Quando criança, eu era feliz, brincava com minhas três irmãs. Éramos quatro marias: Maria de Lourdes, a Lulu com 13 anos; Maria de Fátima, a Fatinha, com 12 anos; Maria Célia, a Celinha com 10 anos e eu, Maria Elizabete, a Liz com 8 anos. Não sabíamos o paradeiro de nosso pai. Um dia, durante a brincadeira, bebemos da água do igarapé, sem nenhuma preocupação, e fomos repreendidas por nossa mãe:
― Essa água é poluída! Vem dos esgotos, não bebam! ― irritou-se ela.
Em um dia muito quente, minha irmã Lulu acordou tremendo de frio. Minha mãe já havia saído para trabalhar. Ela lavava roupas na linda casa de dona Helena. Chegaria no final do dia, como sempre.
Lulu, não saiu da cama e começou a vomitar. Não sabíamos o que fazer, ela estava com diarreia e vomitando.
Fatinha mandou que ficássemos com ela e foi buscar mamãe. A casa da dona Helena era muito longe, mesmo sendo rápida, ela levaria mais de uma hora andando para tomar o barco e atravessar para o outro lado e ainda andaria uns quarenta minutos até a casa. Quando elas chegaram Lulu nem levantava mais, não tinha forças.
Lulu foi levada para o posto médico que ficava a duas horas do lugar onde morávamos, e de lá transferida para o hospital. Ficou internada três dias e faleceu.

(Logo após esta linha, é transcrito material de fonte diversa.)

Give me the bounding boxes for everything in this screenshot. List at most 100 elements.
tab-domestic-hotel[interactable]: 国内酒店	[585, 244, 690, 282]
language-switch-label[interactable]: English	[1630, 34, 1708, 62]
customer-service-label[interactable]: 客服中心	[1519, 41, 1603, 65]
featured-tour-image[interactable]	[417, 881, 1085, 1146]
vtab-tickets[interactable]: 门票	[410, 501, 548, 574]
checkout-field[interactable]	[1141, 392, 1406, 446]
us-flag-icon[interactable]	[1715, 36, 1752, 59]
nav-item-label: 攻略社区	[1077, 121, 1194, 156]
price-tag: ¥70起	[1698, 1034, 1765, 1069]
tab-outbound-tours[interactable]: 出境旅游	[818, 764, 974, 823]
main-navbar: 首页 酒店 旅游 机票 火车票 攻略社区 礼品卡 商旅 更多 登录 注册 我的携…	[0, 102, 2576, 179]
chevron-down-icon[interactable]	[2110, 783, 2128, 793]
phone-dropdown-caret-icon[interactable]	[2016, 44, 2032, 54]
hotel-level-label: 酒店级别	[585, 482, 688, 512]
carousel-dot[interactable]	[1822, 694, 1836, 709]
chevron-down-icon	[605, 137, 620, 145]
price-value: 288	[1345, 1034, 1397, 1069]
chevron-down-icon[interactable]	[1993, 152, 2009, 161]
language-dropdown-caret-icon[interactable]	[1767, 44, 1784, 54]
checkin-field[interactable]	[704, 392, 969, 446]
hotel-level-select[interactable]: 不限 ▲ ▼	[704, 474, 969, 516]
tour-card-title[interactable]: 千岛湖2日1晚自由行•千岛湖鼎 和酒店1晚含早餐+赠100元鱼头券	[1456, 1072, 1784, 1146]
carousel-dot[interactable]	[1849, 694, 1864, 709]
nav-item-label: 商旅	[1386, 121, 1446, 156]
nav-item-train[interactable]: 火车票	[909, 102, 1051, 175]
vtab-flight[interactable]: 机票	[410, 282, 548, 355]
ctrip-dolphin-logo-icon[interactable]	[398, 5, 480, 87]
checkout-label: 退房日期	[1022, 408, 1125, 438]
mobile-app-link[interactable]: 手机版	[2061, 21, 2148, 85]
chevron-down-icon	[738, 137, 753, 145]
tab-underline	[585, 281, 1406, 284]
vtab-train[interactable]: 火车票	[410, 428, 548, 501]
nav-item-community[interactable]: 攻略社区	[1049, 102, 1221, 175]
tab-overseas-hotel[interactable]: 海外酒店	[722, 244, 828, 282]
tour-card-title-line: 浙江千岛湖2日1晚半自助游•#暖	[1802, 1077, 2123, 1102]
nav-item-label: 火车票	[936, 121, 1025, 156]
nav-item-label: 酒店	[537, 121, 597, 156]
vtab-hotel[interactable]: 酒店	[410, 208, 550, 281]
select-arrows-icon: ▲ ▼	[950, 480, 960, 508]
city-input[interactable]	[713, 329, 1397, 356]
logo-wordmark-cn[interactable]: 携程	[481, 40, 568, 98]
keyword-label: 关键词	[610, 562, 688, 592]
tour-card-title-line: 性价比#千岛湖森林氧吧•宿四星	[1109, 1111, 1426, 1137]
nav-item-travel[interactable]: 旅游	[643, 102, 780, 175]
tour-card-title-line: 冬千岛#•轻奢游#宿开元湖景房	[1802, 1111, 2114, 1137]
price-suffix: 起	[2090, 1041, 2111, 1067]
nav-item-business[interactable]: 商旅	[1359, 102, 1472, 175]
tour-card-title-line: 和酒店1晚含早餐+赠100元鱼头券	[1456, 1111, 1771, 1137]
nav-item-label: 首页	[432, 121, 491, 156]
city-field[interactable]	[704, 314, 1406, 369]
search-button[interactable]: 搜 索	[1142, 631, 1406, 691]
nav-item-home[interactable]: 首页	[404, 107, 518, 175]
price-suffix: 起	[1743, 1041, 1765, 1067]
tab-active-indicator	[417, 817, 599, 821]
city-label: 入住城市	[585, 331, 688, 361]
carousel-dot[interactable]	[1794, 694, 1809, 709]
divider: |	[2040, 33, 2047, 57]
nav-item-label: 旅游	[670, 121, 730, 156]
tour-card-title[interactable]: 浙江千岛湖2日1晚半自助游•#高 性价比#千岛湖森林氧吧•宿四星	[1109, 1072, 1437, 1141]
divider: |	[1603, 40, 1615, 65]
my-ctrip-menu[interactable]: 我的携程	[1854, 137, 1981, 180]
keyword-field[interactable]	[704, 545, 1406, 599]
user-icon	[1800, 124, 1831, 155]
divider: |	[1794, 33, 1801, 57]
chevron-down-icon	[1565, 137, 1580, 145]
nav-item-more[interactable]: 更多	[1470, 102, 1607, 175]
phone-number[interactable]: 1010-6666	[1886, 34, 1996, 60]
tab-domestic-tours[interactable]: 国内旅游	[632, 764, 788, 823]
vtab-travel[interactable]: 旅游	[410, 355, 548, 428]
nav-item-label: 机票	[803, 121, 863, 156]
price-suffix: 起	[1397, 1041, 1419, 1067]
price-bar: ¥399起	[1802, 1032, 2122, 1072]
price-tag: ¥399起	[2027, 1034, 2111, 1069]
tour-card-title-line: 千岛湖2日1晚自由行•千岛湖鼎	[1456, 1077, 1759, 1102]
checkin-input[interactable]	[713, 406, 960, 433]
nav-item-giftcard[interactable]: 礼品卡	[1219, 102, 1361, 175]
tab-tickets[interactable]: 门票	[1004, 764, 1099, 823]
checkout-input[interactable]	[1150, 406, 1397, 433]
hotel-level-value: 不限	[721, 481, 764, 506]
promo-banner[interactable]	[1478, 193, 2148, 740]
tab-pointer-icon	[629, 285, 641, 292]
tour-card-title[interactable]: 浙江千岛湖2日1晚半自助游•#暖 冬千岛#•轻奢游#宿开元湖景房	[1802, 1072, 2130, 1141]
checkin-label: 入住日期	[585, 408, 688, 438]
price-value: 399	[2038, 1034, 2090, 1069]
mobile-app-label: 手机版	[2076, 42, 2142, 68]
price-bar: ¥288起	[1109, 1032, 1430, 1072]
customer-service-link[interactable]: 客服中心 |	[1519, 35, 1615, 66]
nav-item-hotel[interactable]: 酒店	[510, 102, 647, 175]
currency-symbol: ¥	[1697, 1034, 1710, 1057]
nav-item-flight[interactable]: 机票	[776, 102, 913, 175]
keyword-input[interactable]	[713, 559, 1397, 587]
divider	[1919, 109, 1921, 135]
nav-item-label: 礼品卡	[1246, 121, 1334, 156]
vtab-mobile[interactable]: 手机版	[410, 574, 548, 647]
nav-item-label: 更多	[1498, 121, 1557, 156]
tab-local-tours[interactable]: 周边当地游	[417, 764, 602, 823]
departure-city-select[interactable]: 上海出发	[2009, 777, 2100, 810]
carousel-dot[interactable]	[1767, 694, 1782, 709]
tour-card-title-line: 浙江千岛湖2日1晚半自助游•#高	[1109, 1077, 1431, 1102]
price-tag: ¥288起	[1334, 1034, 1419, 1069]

Eu me recusei a acreditar que nunca mais veria Lulu. Não chorei. Agarrei-me na esperança de que ela voltaria.
O tempo passou e eu continuava esperando a volta dela.
Minha mãe, preocupada, me levou a um médico. Ele era bonzinho e conversava comigo, mas sempre que tentava explicar a partida de Lulu, eu saia da sala e não voltava.
Celinha tinha que me levar ao médico duas vezes na semana. Um dia, ela estava mal-humorada e disse:
― Estou cansada de ter que vir aqui. Quando você deixará de ser louca?
― Eu não sou louca! ― respondi irritada
― É sim! Você vem ao psiquiatra toda semana. Sabe por quê? Não sabe que a Lulu morreu. Fica sentada, esperando que ela volte. Ela não voltará. Ela foi para o céu, virou um anjo.
As palavras de Celinha ecoavam na minha cabeça. Senti uma dor enorme no peito, o ar faltou e minhas pernas bambearam e cai de joelhos. Senti a presença da Lulu e ouvi a sua voz: calma, respira devagar. Acorde desse pesadelo, Liz. Eu não morri, só me transformei em um anjo. Um dia nos encontraremos novamente. Volte a ser feliz ou não terei paz.
Ouvi ao longe a voz da Celinha e do médico.
― Liz! Liz! Chamava por mim Celinha, chorando. Desculpa, eu não quis te ofender, me desculpa, chorava ela.
Alguém colocou vinagre perto do meu nariz e espirrei.
― Lulu! Chamei por ela e não tive resposta. Chorei tudo que tinha para chorar.
O médico e Celinha me ajudaram a sentar na poltrona e ficaram falando comigo. Fui medicada e adormeci. Fiquei internada na clínica sob o efeito do medicamento. Acordei e vi minha mãe, cochilando numa cadeira, ao meu lado. Tive muito dó dela. Ficar sem a Lulu e ainda ter que me ajudar a superar a minha dor. Fatinha estava conversando com a enfermeira.
― Mamãe!
― Bom dia, Liz! Como você está, minha filha?
― Agora que falei com a Lulu, estou ótima.
Vi o desânimo no rosto dela. Minha mãe olhou para mim e lágrimas escorreram de seus olhos.
― Sonhei com ela mamãe. Ela disse que se transformou em um anjo. Que eu preciso ser feliz para ela ter paz. Acho que já chorei todas as minhas lágrimas. Podemos ir para casa?
Fatinha chegou e sorriu para mim.
― Eu ouvi o seu sonho. Conta mais, como ela estava vestida? Era roupa de anjo?
― Sim. Um anjo azul. Muito linda.
Recebi alta e fui para casa. Voltei a estudar, mas repeti o ano por faltas. Minha mãe não se importou.
Passei o resto da vida tentando ouvir Lulu outra vez. Pesquisei tudo sobre fenômenos paranormais e até estudei teologia. Lulu continuou calada.
Eu não podia contar para minhas irmãs e minha mãe que eu ouvi a Lulu ou elas achariam que eu era louca. Elas não acreditavam em vida após a morte.
Essa foi a vida do meu despertar.
Fim
Perguntei à Liz: encontrou Lulu após o seu desencarne?
― Sim! Lulu é da legião dos anjos azuis. ― respondeu ela.
― Obrigada, Liz. A sua experiência foi muito triste. Chorei, e eu não sou chorona.